A short life of the author
Emmanuel Carrère (b. 1957) was born on 9 December 1957 in Paris, France. His mother, Hélène Carrère d’Encausse, is a historian of Russia and the permanent secretary of the Académie française. He studied at Sciences Po and worked as a journalist and screenwriter before becoming a full-time writer.
Life and Career
His early fiction — The Mustache (1986, about a man who shaves his moustache and no one notices), Class Trip (1995) — was accomplished and unsettling.
The Adversary (2000, L’Adversaire) — about Jean-Claude Romand, a man who pretended to be a doctor at the World Health Organisation for eighteen years, and when the deception was about to be exposed, murdered his wife, children, and parents — was his breakthrough. Carrère’s method — inserting himself into the narrative, questioning his own motives for writing about the case, visiting Romand in prison — established his signature: nonfiction that is also a meditation on the ethics of writing about other people’s lives.
My Life as a Russian Novel (2007) — ostensibly about his Hungarian grandfather’s wartime disappearance — was his most confessional work. Limonov (2011) — a biography of Eduard Limonov, the Russian writer, vagabond, and far-right politician — won the Prix Renaudot. The Kingdom (2014) — about the origins of Christianity, combined with memoir about Carrère’s own period of religious faith — was his most ambitious book.

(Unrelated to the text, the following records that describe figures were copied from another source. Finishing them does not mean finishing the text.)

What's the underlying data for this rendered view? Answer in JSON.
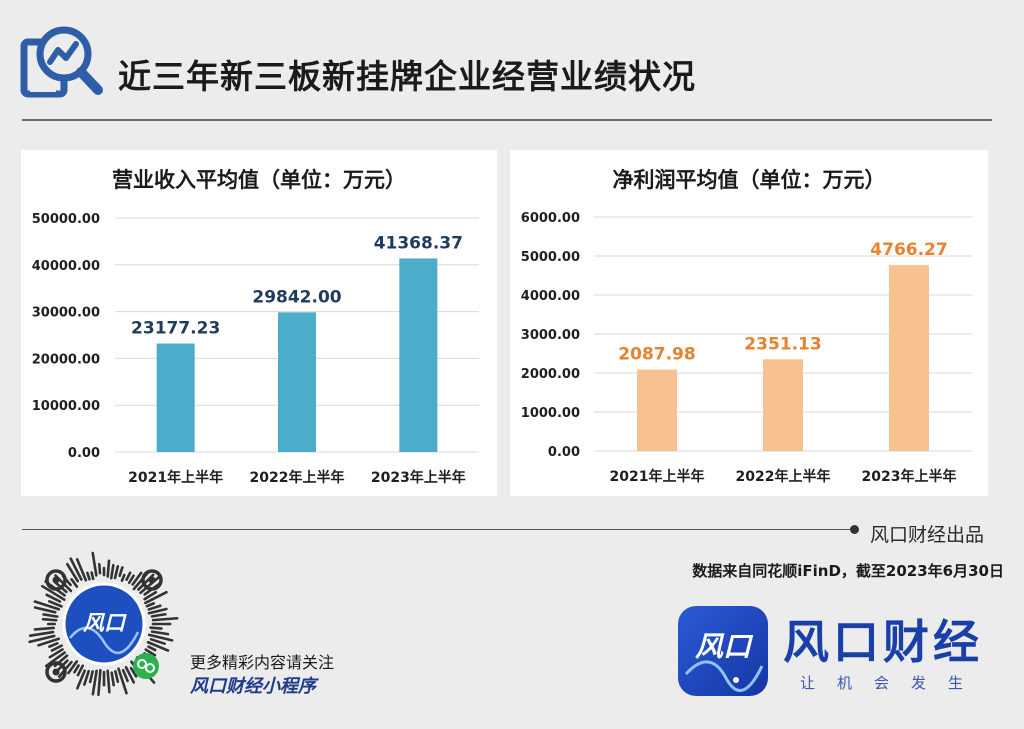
{
  "header": {
    "title": "近三年新三板新挂牌企业经营业绩状况"
  },
  "chart_data": [
    {
      "type": "bar",
      "title": "营业收入平均值（单位：万元）",
      "categories": [
        "2021年上半年",
        "2022年上半年",
        "2023年上半年"
      ],
      "values": [
        23177.23,
        29842.0,
        41368.37
      ],
      "value_labels": [
        "23177.23",
        "29842.00",
        "41368.37"
      ],
      "ylim": [
        0,
        50000
      ],
      "yticks": [
        "0.00",
        "10000.00",
        "20000.00",
        "30000.00",
        "40000.00",
        "50000.00"
      ],
      "bar_color": "#4badc9",
      "label_color": "#1f3b5e",
      "grid": true
    },
    {
      "type": "bar",
      "title": "净利润平均值（单位：万元）",
      "categories": [
        "2021年上半年",
        "2022年上半年",
        "2023年上半年"
      ],
      "values": [
        2087.98,
        2351.13,
        4766.27
      ],
      "value_labels": [
        "2087.98",
        "2351.13",
        "4766.27"
      ],
      "ylim": [
        0,
        6000
      ],
      "yticks": [
        "0.00",
        "1000.00",
        "2000.00",
        "3000.00",
        "4000.00",
        "5000.00",
        "6000.00"
      ],
      "bar_color": "#f8c192",
      "label_color": "#e8822e",
      "grid": true
    }
  ],
  "footer": {
    "producer": "风口财经出品",
    "source": "数据来自同花顺iFinD，截至2023年6月30日",
    "promo_line1": "更多精彩内容请关注",
    "promo_line2": "风口财经小程序",
    "brand_name": "风口财经",
    "brand_slogan": "让机会发生",
    "qr_logo_text": "风口",
    "brand_icon_text": "风口"
  },
  "colors": {
    "brand": "#1a3fa6",
    "accent": "#4badc9"
  },
  "icons": {
    "header": "chart-search-icon",
    "qr": "qr-code-icon",
    "brand": "brand-logo-icon"
  }
}
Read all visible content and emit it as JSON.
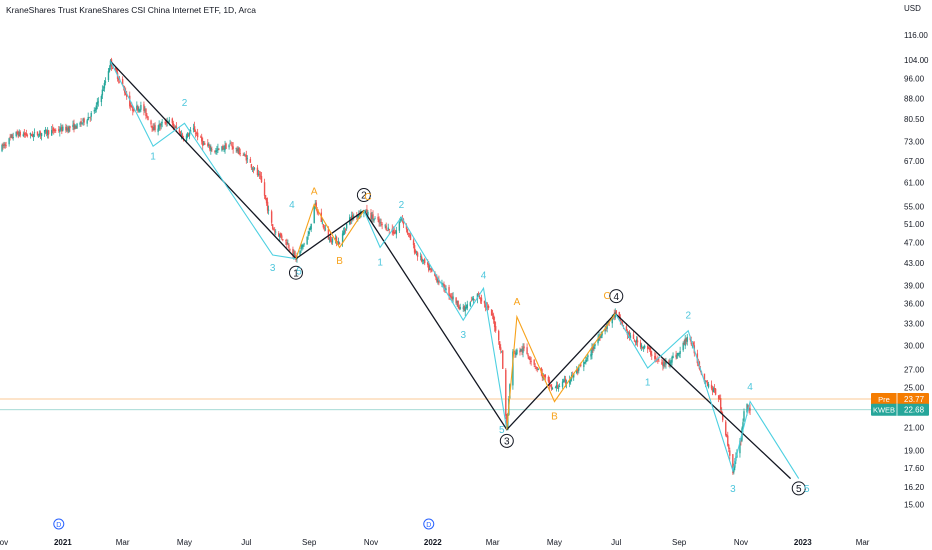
{
  "chart_data": {
    "type": "candlestick",
    "title": "KraneShares Trust KraneShares CSI China Internet ETF, 1D, Arca",
    "currency": "USD",
    "y_scale": "log",
    "ylim": [
      14.4,
      125
    ],
    "y_ticks": [
      "116.00",
      "104.00",
      "96.00",
      "88.00",
      "80.50",
      "73.00",
      "67.00",
      "61.00",
      "55.00",
      "51.00",
      "47.00",
      "43.00",
      "39.00",
      "36.00",
      "33.00",
      "30.00",
      "27.00",
      "25.00",
      "23.00",
      "21.00",
      "19.00",
      "17.60",
      "16.20",
      "15.00"
    ],
    "x_ticks": [
      "Nov",
      "2021",
      "Mar",
      "May",
      "Jul",
      "Sep",
      "Nov",
      "2022",
      "Mar",
      "May",
      "Jul",
      "Sep",
      "Nov",
      "2023",
      "Mar"
    ],
    "x_tick_dates": [
      "2020-11-01",
      "2021-01-01",
      "2021-03-01",
      "2021-05-01",
      "2021-07-01",
      "2021-09-01",
      "2021-11-01",
      "2022-01-01",
      "2022-03-01",
      "2022-05-01",
      "2022-07-01",
      "2022-09-01",
      "2022-11-01",
      "2023-01-01",
      "2023-03-01"
    ],
    "x_bold_ticks": [
      "2021",
      "2022",
      "2023"
    ],
    "xlim": [
      "2020-10-31",
      "2023-03-31"
    ],
    "dividend_markers": [
      "2020-12-28",
      "2021-12-28"
    ],
    "price_series": [
      [
        "2020-10-31",
        70.5
      ],
      [
        "2020-11-15",
        75.5
      ],
      [
        "2020-12-01",
        75
      ],
      [
        "2020-12-15",
        76
      ],
      [
        "2021-01-01",
        77
      ],
      [
        "2021-01-15",
        78
      ],
      [
        "2021-02-01",
        83
      ],
      [
        "2021-02-10",
        92
      ],
      [
        "2021-02-17",
        103
      ],
      [
        "2021-03-01",
        93
      ],
      [
        "2021-03-10",
        84
      ],
      [
        "2021-03-20",
        85
      ],
      [
        "2021-04-01",
        77
      ],
      [
        "2021-04-15",
        80
      ],
      [
        "2021-05-01",
        74
      ],
      [
        "2021-05-10",
        77
      ],
      [
        "2021-05-20",
        72
      ],
      [
        "2021-06-01",
        70
      ],
      [
        "2021-06-15",
        72
      ],
      [
        "2021-07-01",
        68
      ],
      [
        "2021-07-15",
        62
      ],
      [
        "2021-07-27",
        50
      ],
      [
        "2021-08-10",
        47
      ],
      [
        "2021-08-19",
        43.8
      ],
      [
        "2021-09-01",
        49
      ],
      [
        "2021-09-06",
        55.5
      ],
      [
        "2021-09-20",
        48
      ],
      [
        "2021-10-01",
        47
      ],
      [
        "2021-10-10",
        52
      ],
      [
        "2021-10-25",
        54
      ],
      [
        "2021-11-10",
        51
      ],
      [
        "2021-11-25",
        49
      ],
      [
        "2021-12-01",
        52.5
      ],
      [
        "2021-12-15",
        45
      ],
      [
        "2022-01-01",
        41
      ],
      [
        "2022-01-15",
        38
      ],
      [
        "2022-01-31",
        35
      ],
      [
        "2022-02-15",
        37.5
      ],
      [
        "2022-03-01",
        34
      ],
      [
        "2022-03-10",
        29
      ],
      [
        "2022-03-15",
        20.8
      ],
      [
        "2022-03-20",
        29
      ],
      [
        "2022-04-01",
        29.5
      ],
      [
        "2022-04-15",
        27
      ],
      [
        "2022-04-29",
        24.8
      ],
      [
        "2022-05-15",
        25.8
      ],
      [
        "2022-06-01",
        28
      ],
      [
        "2022-06-15",
        31.5
      ],
      [
        "2022-06-30",
        34.5
      ],
      [
        "2022-07-15",
        31
      ],
      [
        "2022-08-01",
        29.5
      ],
      [
        "2022-08-15",
        27.5
      ],
      [
        "2022-09-01",
        29
      ],
      [
        "2022-09-10",
        31.5
      ],
      [
        "2022-09-25",
        26
      ],
      [
        "2022-10-10",
        24
      ],
      [
        "2022-10-24",
        17.4
      ],
      [
        "2022-11-01",
        20
      ],
      [
        "2022-11-05",
        23.5
      ],
      [
        "2022-11-10",
        22.68
      ]
    ],
    "wave_lines": [
      {
        "name": "primary",
        "color": "#131722",
        "points": [
          [
            "2021-02-17",
            103.5
          ],
          [
            "2021-08-19",
            43.8
          ],
          [
            "2021-10-25",
            54
          ],
          [
            "2022-03-15",
            20.8
          ],
          [
            "2022-06-30",
            34.5
          ],
          [
            "2022-12-20",
            16.8
          ]
        ]
      },
      {
        "name": "minor-1",
        "color": "#4dd0e1",
        "points": [
          [
            "2021-02-17",
            103.5
          ],
          [
            "2021-03-31",
            71.5
          ],
          [
            "2021-05-01",
            79
          ],
          [
            "2021-07-27",
            44.5
          ],
          [
            "2021-08-19",
            43.8
          ]
        ]
      },
      {
        "name": "minor-2",
        "color": "#4dd0e1",
        "points": [
          [
            "2021-10-25",
            54
          ],
          [
            "2021-11-10",
            46
          ],
          [
            "2021-12-01",
            52.5
          ],
          [
            "2022-01-31",
            33.5
          ],
          [
            "2022-02-20",
            38.5
          ],
          [
            "2022-03-15",
            20.8
          ]
        ]
      },
      {
        "name": "minor-3",
        "color": "#4dd0e1",
        "points": [
          [
            "2022-06-30",
            34.5
          ],
          [
            "2022-08-01",
            27.2
          ],
          [
            "2022-09-10",
            32
          ],
          [
            "2022-10-24",
            17.4
          ],
          [
            "2022-11-10",
            23.5
          ],
          [
            "2022-12-28",
            16.8
          ]
        ]
      },
      {
        "name": "corrective-1",
        "color": "#f7a21b",
        "points": [
          [
            "2021-08-19",
            43.8
          ],
          [
            "2021-09-06",
            55.5
          ],
          [
            "2021-10-01",
            46
          ],
          [
            "2021-10-25",
            54
          ]
        ]
      },
      {
        "name": "corrective-2",
        "color": "#f7a21b",
        "points": [
          [
            "2022-03-15",
            20.8
          ],
          [
            "2022-03-25",
            34
          ],
          [
            "2022-05-01",
            23.5
          ],
          [
            "2022-06-30",
            34.5
          ]
        ]
      }
    ],
    "wave_labels": [
      {
        "text": "1",
        "style": "circled",
        "date": "2021-08-19",
        "price": 41.2
      },
      {
        "text": "2",
        "style": "circled",
        "date": "2021-10-25",
        "price": 57.8
      },
      {
        "text": "3",
        "style": "circled",
        "date": "2022-03-15",
        "price": 19.8
      },
      {
        "text": "4",
        "style": "circled",
        "date": "2022-07-01",
        "price": 37.2
      },
      {
        "text": "5",
        "style": "circled",
        "date": "2022-12-28",
        "price": 16.1
      },
      {
        "text": "1",
        "style": "cyan",
        "date": "2021-03-31",
        "price": 68.5
      },
      {
        "text": "2",
        "style": "cyan",
        "date": "2021-05-01",
        "price": 86.5
      },
      {
        "text": "3",
        "style": "cyan",
        "date": "2021-07-27",
        "price": 42.2
      },
      {
        "text": "4",
        "style": "cyan",
        "date": "2021-08-15",
        "price": 55.5
      },
      {
        "text": "5",
        "style": "cyan",
        "date": "2021-08-22",
        "price": 41.5
      },
      {
        "text": "1",
        "style": "cyan",
        "date": "2021-11-10",
        "price": 43.2
      },
      {
        "text": "2",
        "style": "cyan",
        "date": "2021-12-01",
        "price": 55.5
      },
      {
        "text": "3",
        "style": "cyan",
        "date": "2022-01-31",
        "price": 31.5
      },
      {
        "text": "4",
        "style": "cyan",
        "date": "2022-02-20",
        "price": 40.8
      },
      {
        "text": "5",
        "style": "cyan",
        "date": "2022-03-10",
        "price": 20.8
      },
      {
        "text": "1",
        "style": "cyan",
        "date": "2022-08-01",
        "price": 25.6
      },
      {
        "text": "2",
        "style": "cyan",
        "date": "2022-09-10",
        "price": 34.3
      },
      {
        "text": "3",
        "style": "cyan",
        "date": "2022-10-24",
        "price": 16.1
      },
      {
        "text": "4",
        "style": "cyan",
        "date": "2022-11-10",
        "price": 25.1
      },
      {
        "text": "5",
        "style": "cyan",
        "date": "2023-01-05",
        "price": 16.1
      },
      {
        "text": "A",
        "style": "orange",
        "date": "2021-09-06",
        "price": 58.8
      },
      {
        "text": "B",
        "style": "orange",
        "date": "2021-10-01",
        "price": 43.5
      },
      {
        "text": "C",
        "style": "orange",
        "date": "2021-10-29",
        "price": 57.5
      },
      {
        "text": "A",
        "style": "orange",
        "date": "2022-03-25",
        "price": 36.4
      },
      {
        "text": "B",
        "style": "orange",
        "date": "2022-05-01",
        "price": 22.1
      },
      {
        "text": "C",
        "style": "orange",
        "date": "2022-06-22",
        "price": 37.3
      }
    ],
    "price_lines": [
      {
        "label": "Pre",
        "value": 23.77,
        "display": "23.77",
        "color": "#f57c00"
      },
      {
        "label": "KWEB",
        "value": 22.68,
        "display": "22.68",
        "color": "#26a69a"
      }
    ],
    "up_color": "#26a69a",
    "down_color": "#ef5350",
    "grid": false
  }
}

V13 (2022) — about the trial of the perpetrators of the 2015 Paris terrorist attacks — was his most recent major work.
Major Works and Themes
Carrère writes about imposture, belief, and the difficulty of knowing another person. His books are always double: they are about their subjects and about the act of writing about them.
Key Works
- The Adversary (2000)
- Limonov (2011)
- The Kingdom (2014)
Collecting Carrère
French first editions (P.O.L.) are the primary collectibles. English firsts (Metropolitan/Picador) bring $20–$60.